I eluded to as much in therapy on Monday, but I felt very far removed from it felt I might be reading into something that wasn't there. Each day that goes by, things inside are getting harder to ignore. I even spent some time listening today, but all I "hear" is the pain I feel. I have no words, memories, pictures or anything to go with the feelings yet. I like not having those parts of it, but I know I can't work through this and get the feeling out of us until the issue(s) is addressed. I'm really hoping some of this will come out in therapy tomorrow. Maybe if parts won't tell me, they'll tell therapist.

Or maybe if I close my eyes hard enough, it will just all go away.... okay, kidding there.... that one hasn't worked in a really long time...

So I feel like I just wrote a lot and said absolutely nothing. Oh well, at least I put it out there that there's some dark stuff stirring inside of me right now. That's more than I've admitted out loud to anyone else...

Tuesday, February 1, 2011

Heavy heart

My heart is heavy today. The pain of hubby being away really isn't letting up. I'm just finding that I can distract from it for periods of time.

I have a little good news. I got a temp job yesterday, so starting Friday I'll have at least 6 weeks of employment. Gotta start somewhere, and I'm trusting God to either turn this into a permanent position or provide me with something else when this 6 weeks is up. It was very hard to make this decision without being able to talk to hubby first. I'd been hoping another job was going to come through, and I guess it still might, but I got offered this temp job and I still haven't heard back from the other one. I'm tired of being jobless, so I'm going forward with this, but it was hard decision to make knowing it affects both hubby and me, and I couldn't talk to him about it first. I have talked to him since I made the decision, and he is supportive, but it was just another reminder of how things are going to be very different for awhile and how much I miss him.

I think I blogged last week about a very close friend of mine admitting that she had an affair. I've spent what I could of the last week e-mailing with her and talking through this with her. I don't condone what she did at all, but she's my friend and I love her. I want to do everything I can to help her get back on the right track... whether her marriage is salvageable or not. We talked on the phone as recent as last night and she was telling me all the steps she was taking to improve things and that her husband had agreed to go to a 911 marriage seminar with her to see if there was any chance of their marriage surviving... A long way to go, but they all felt like positive steps.

Today I got an e-mail from her asking for forgiveness and prayers b/c she had continued contact with the man she had an affair with all last week, over the weekend, and even saw him yesterday. She says it was to say good-bye and cut ties. She says she really is through and really wants to save her marriage. She says she knows she's let us down and lied to us again. This e-mail felt like a huge punch in the gut. After getting over the initial shock and hurt of being lied to for months, I reached out and have tried to help her in any way I could. To find out today that she was still lying and non-repentant breaks my heart. In her e-mail, she says she is broken and repentant now, but I don't know why I should give her the benefit of the doubt and believe her.
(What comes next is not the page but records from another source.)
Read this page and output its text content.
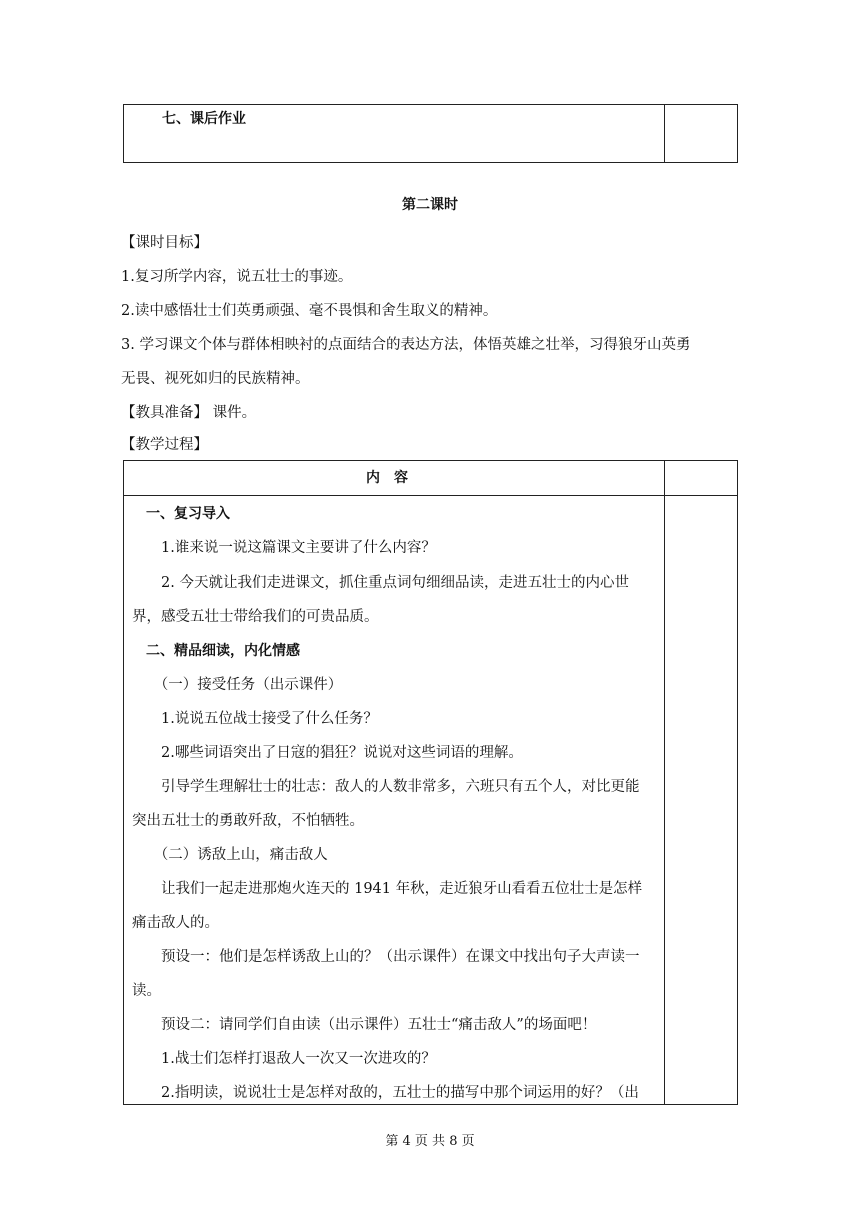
七、课后作业
第二课时
【课时目标】
1.复习所学内容，说五壮士的事迹。
2.读中感悟壮士们英勇顽强、毫不畏惧和舍生取义的精神。
3. 学习课文个体与群体相映衬的点面结合的表达方法，体悟英雄之壮举，习得狼牙山英勇
无畏、视死如归的民族精神。
【教具准备】 课件。
【教学过程】
内容
　一、复习导入
　　1.谁来说一说这篇课文主要讲了什么内容？
　　2. 今天就让我们走进课文，抓住重点词句细细品读，走进五壮士的内心世
界，感受五壮士带给我们的可贵品质。
　二、精品细读，内化情感
　　（一）接受任务（出示课件）
　　1.说说五位战士接受了什么任务？
　　2.哪些词语突出了日寇的猖狂？说说对这些词语的理解。
　　引导学生理解壮士的壮志：敌人的人数非常多，六班只有五个人，对比更能
突出五壮士的勇敢歼敌，不怕牺牲。
　　（二）诱敌上山，痛击敌人
　　让我们一起走进那炮火连天的 1941 年秋，走近狼牙山看看五位壮士是怎样
痛击敌人的。
　　预设一：他们是怎样诱敌上山的？（出示课件）在课文中找出句子大声读一
读。
　　预设二：请同学们自由读（出示课件）五壮士“痛击敌人”的场面吧！
　　1.战士们怎样打退敌人一次又一次进攻的？
　　2.指明读，说说壮士是怎样对敌的，五壮士的描写中那个词运用的好？（出
第 4 页 共 8 页
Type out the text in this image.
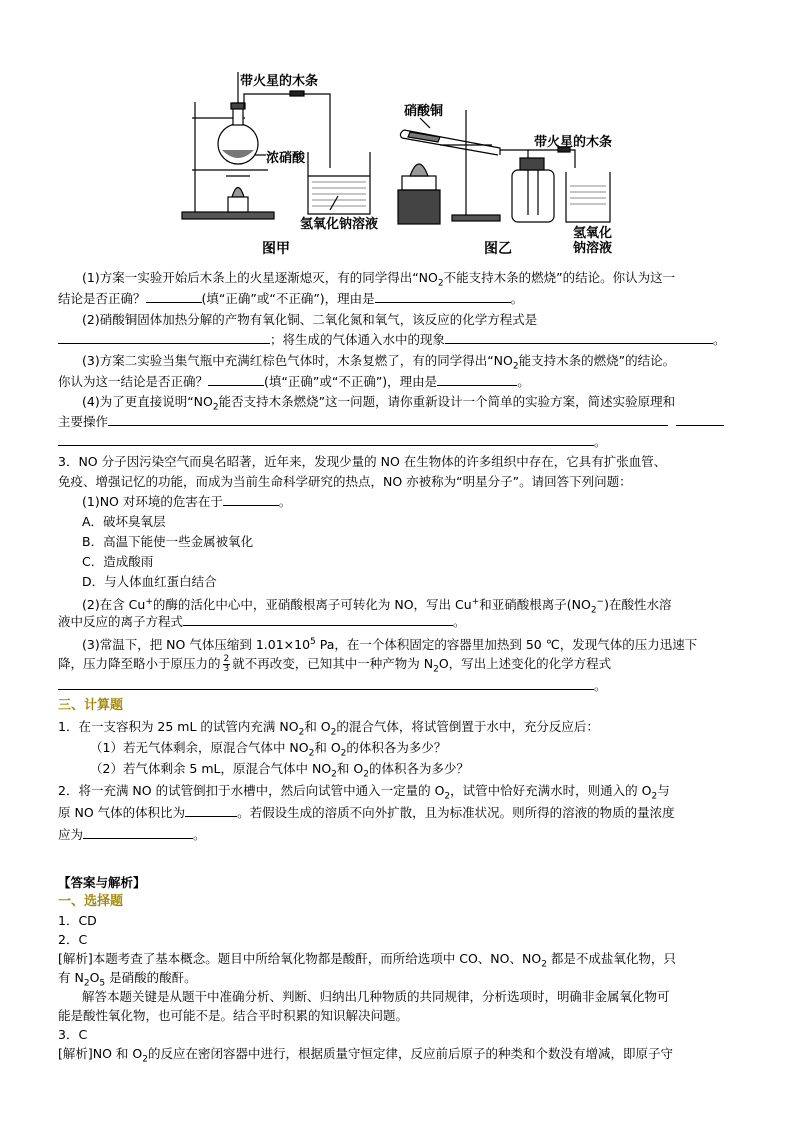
带火星的木条
浓硝酸
氢氧化钠溶液
图甲
硝酸铜
带火星的木条
氢氧化
钠溶液
图乙
(1)方案一实验开始后木条上的火星逐渐熄灭，有的同学得出“$NO_2$不能支持木条的燃烧”的结论。你认为这一
结论是否正确？	(填“正确”或“不正确”)，理由是	。
(2)硝酸铜固体加热分解的产物有氧化铜、二氧化氮和氧气，该反应的化学方程式是
；将生成的气体通入水中的现象	。
(3)方案二实验当集气瓶中充满红棕色气体时，木条复燃了，有的同学得出“$NO_2$能支持木条的燃烧”的结论。
你认为这一结论是否正确？	(填“正确”或“不正确”)，理由是	。
(4)为了更直接说明“$NO_2$能否支持木条燃烧”这一问题，请你重新设计一个简单的实验方案，简述实验原理和
主要操作
。
3．NO 分子因污染空气而臭名昭著，近年来，发现少量的 NO 在生物体的许多组织中存在，它具有扩张血管、
免疫、增强记忆的功能，而成为当前生命科学研究的热点，NO 亦被称为“明星分子”。请回答下列问题：
(1)NO 对环境的危害在于	。
A．破坏臭氧层
B．高温下能使一些金属被氧化
C．造成酸雨
D．与人体血红蛋白结合
(2)在含 Cu+的酶的活化中心中，亚硝酸根离子可转化为 NO，写出 Cu+和亚硝酸根离子$(NO_2^-)$在酸性水溶
液中反应的离子方程式	。
(3)常温下，把 NO 气体压缩到 $1.01\times 10^5$ Pa，在一个体积固定的容器里加热到 50 ℃，发现气体的压力迅速下
降，压力降至略小于原压力的 $\frac{2}{3}$ 就不再改变，已知其中一种产物为 $N_2O$，写出上述变化的化学方程式
。
三、计算题
1．在一支容积为 25 mL 的试管内充满 $NO_2$和 $O_2$的混合气体，将试管倒置于水中，充分反应后：
（1）若无气体剩余，原混合气体中 $NO_2$和 $O_2$的体积各为多少？
（2）若气体剩余 5 mL，原混合气体中 $NO_2$和 $O_2$的体积各为多少？
2．将一充满 NO 的试管倒扣于水槽中，然后向试管中通入一定量的 $O_2$，试管中恰好充满水时，则通入的 $O_2$与
原 NO 气体的体积比为	。若假设生成的溶质不向外扩散，且为标准状况。则所得的溶液的物质的量浓度
应为	。
【答案与解析】
一、选择题
1．CD
2．C
[解析]本题考查了基本概念。题目中所给氧化物都是酸酐，而所给选项中 CO、NO、$NO_2$ 都是不成盐氧化物，只
有 $N_2O_5$ 是硝酸的酸酐。
解答本题关键是从题干中准确分析、判断、归纳出几种物质的共同规律，分析选项时，明确非金属氧化物可
能是酸性氧化物，也可能不是。结合平时积累的知识解决问题。
3．C
[解析]NO 和 $O_2$的反应在密闭容器中进行，根据质量守恒定律，反应前后原子的种类和个数没有增减，即原子守
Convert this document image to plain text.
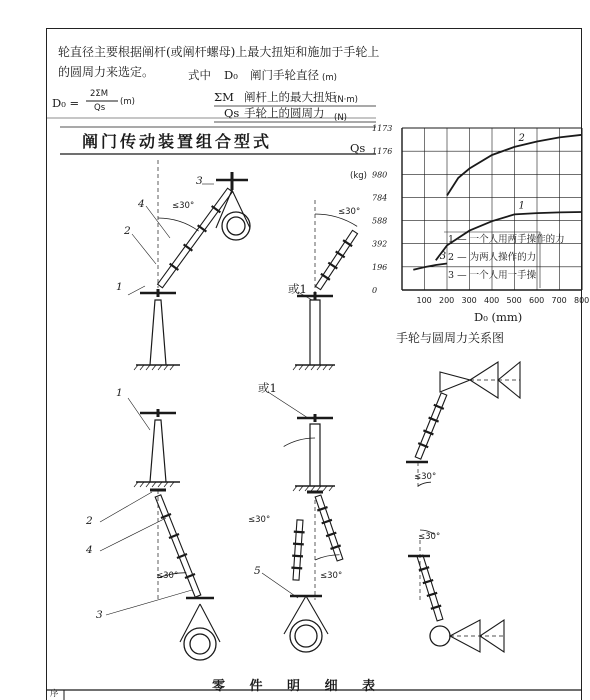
轮直径主要根据阐杆(或阐杆螺母)上最大扭矩和施加于手轮上
的圆周力来选定。
D₀ =
2ΣM
Qs
(m)
式中 D₀ 阐门手轮直径 (m)
ΣM 阐杆上的最大扭矩
(N·m)
Qs 手轮上的圆周力 (N)
阐门传动装置组合型式
3
4
2
1
≤30°
≤30°
或1
1	或1
2
4
3
5
≤30°
≤30°
≤30°
≤30°
≤30°
Qs
(kg)
D₀ (mm)
手轮与圆周力关系图
零 件 明 细 表
序
100 200 300 400 500 600 700 800
1173
1176
980
784
588
392
196
0
1
2
3
1 — 一个人用两手操作的力
2 — 为两人操作的力
3 — 一个人用一手操
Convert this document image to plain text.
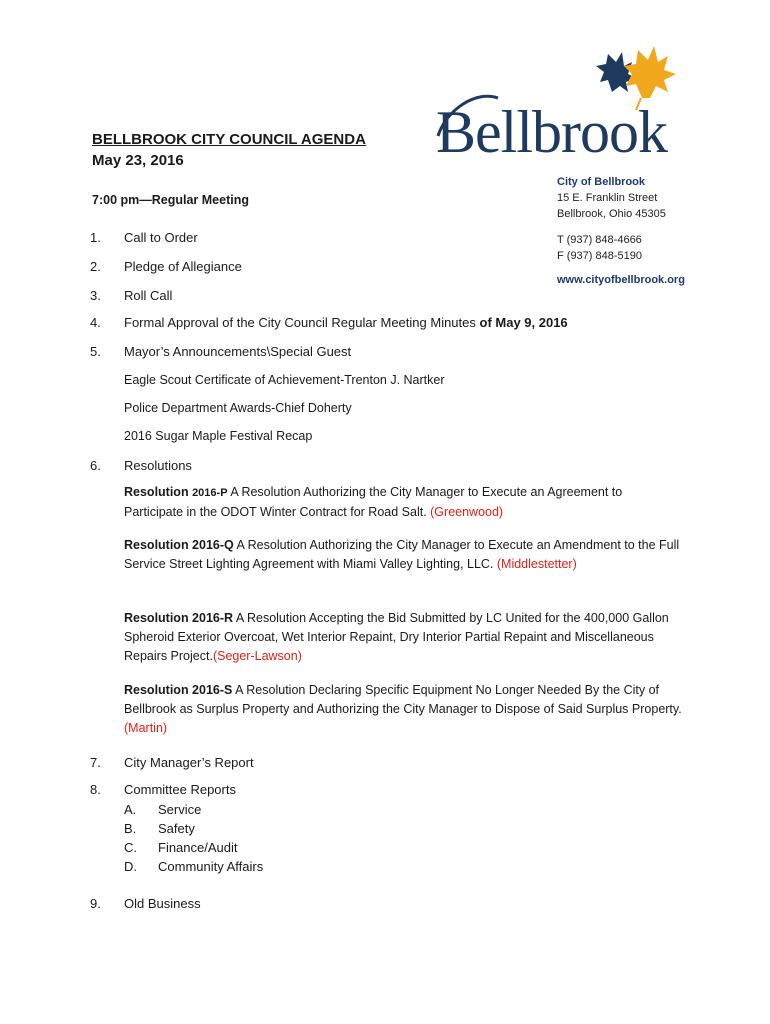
Bellbrook
BELLBROOK CITY COUNCIL AGENDA
May 23, 2016
City of Bellbrook
15 E. Franklin Street
Bellbrook, Ohio 45305
T (937) 848-4666
F (937) 848-5190
www.cityofbellbrook.org
7:00 pm—Regular Meeting
1.	Call to Order
2.	Pledge of Allegiance
3.	Roll Call
4.	Formal Approval of the City Council Regular Meeting Minutes of May 9, 2016
5.	Mayor’s Announcements\Special Guest
Eagle Scout Certificate of Achievement-Trenton J. Nartker
Police Department Awards-Chief Doherty
2016 Sugar Maple Festival Recap
6.	Resolutions
Resolution 2016-P A Resolution Authorizing the City Manager to Execute an Agreement to Participate in the ODOT Winter Contract for Road Salt. (Greenwood)
Resolution 2016-Q A Resolution Authorizing the City Manager to Execute an Amendment to the Full Service Street Lighting Agreement with Miami Valley Lighting, LLC. (Middlestetter)
Resolution 2016-R A Resolution Accepting the Bid Submitted by LC United for the 400,000 Gallon Spheroid Exterior Overcoat, Wet Interior Repaint, Dry Interior Partial Repaint and Miscellaneous Repairs Project.(Seger-Lawson)
Resolution 2016-S A Resolution Declaring Specific Equipment No Longer Needed By the City of Bellbrook as Surplus Property and Authorizing the City Manager to Dispose of Said Surplus Property. (Martin)
7.	City Manager’s Report
8.	Committee Reports
A. Service
B. Safety
C. Finance/Audit
D. Community Affairs
9.	Old Business
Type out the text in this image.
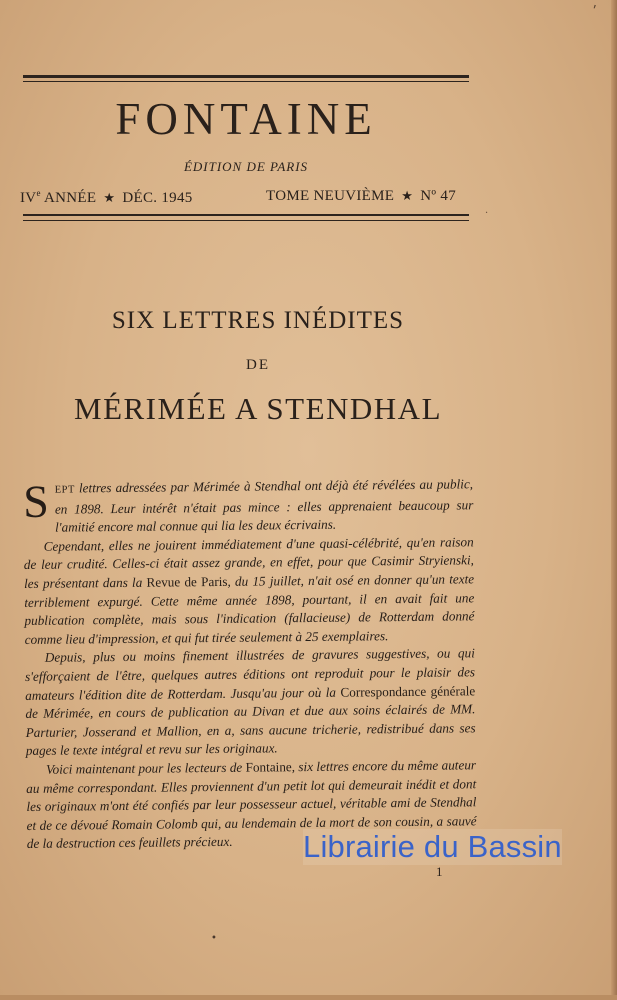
ʹ
FONTAINE
ÉDITION DE PARIS
IVe ANNÉE ★ DÉC. 1945	TOME NEUVIÈME ★ Nº 47
·
SIX LETTRES INÉDITES
DE
MÉRIMÉE A STENDHAL

SEPT lettres adressées par Mérimée à Stendhal ont déjà été révélées au public, en 1898. Leur intérêt n'était pas mince : elles apprenaient beaucoup sur l'amitié encore mal connue qui lia les deux écrivains.

Cependant, elles ne jouirent immédiatement d'une quasi-célébrité, qu'en raison de leur crudité. Celles-ci était assez grande, en effet, pour que Casimir Stryienski, les présentant dans la Revue de Paris, du 15 juillet, n'ait osé en donner qu'un texte terriblement expurgé. Cette même année 1898, pourtant, il en avait fait une publication complète, mais sous l'indication (fallacieuse) de Rotterdam donné comme lieu d'impression, et qui fut tirée seulement à 25 exemplaires.

Depuis, plus ou moins finement illustrées de gravures suggestives, ou qui s'efforçaient de l'être, quelques autres éditions ont reproduit pour le plaisir des amateurs l'édition dite de Rotterdam. Jusqu'au jour où la Correspondance générale de Mérimée, en cours de publication au Divan et due aux soins éclairés de MM. Parturier, Josserand et Mallion, en a, sans aucune tricherie, redistribué dans ses pages le texte intégral et revu sur les originaux.

Voici maintenant pour les lecteurs de Fontaine, six lettres encore du même auteur au même correspondant. Elles proviennent d'un petit lot qui demeurait inédit et dont les originaux m'ont été confiés par leur possesseur actuel, véritable ami de Stendhal et de ce dévoué Romain Colomb qui, au lendemain de la mort de son cousin, a sauvé de la destruction ces feuillets précieux.	Librairie du Bassin
1
•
It's going to take lots of prayer, but I will forgive her. We are commanded to forgive even when the same sin is committed against us over and over again (Matthew 18:22). Rebuilding that trust with her is going to be a much longer road than I ever anticipated though.... And, it just breaks my heart that satan has her in his grips so tightly. With God, we know she can over come this, but she has to want to. She says she wants to, but she said that before and wasn't even remotely trying to. It's hard to know if it's truth this time.

I really wish hubby was here. We are not my friend and her husband, but hugs of reassurance and being able to talk to him face to face about this would be so comforting. God this has to be in your hands. It's way bigger than me, and I don't know what to do.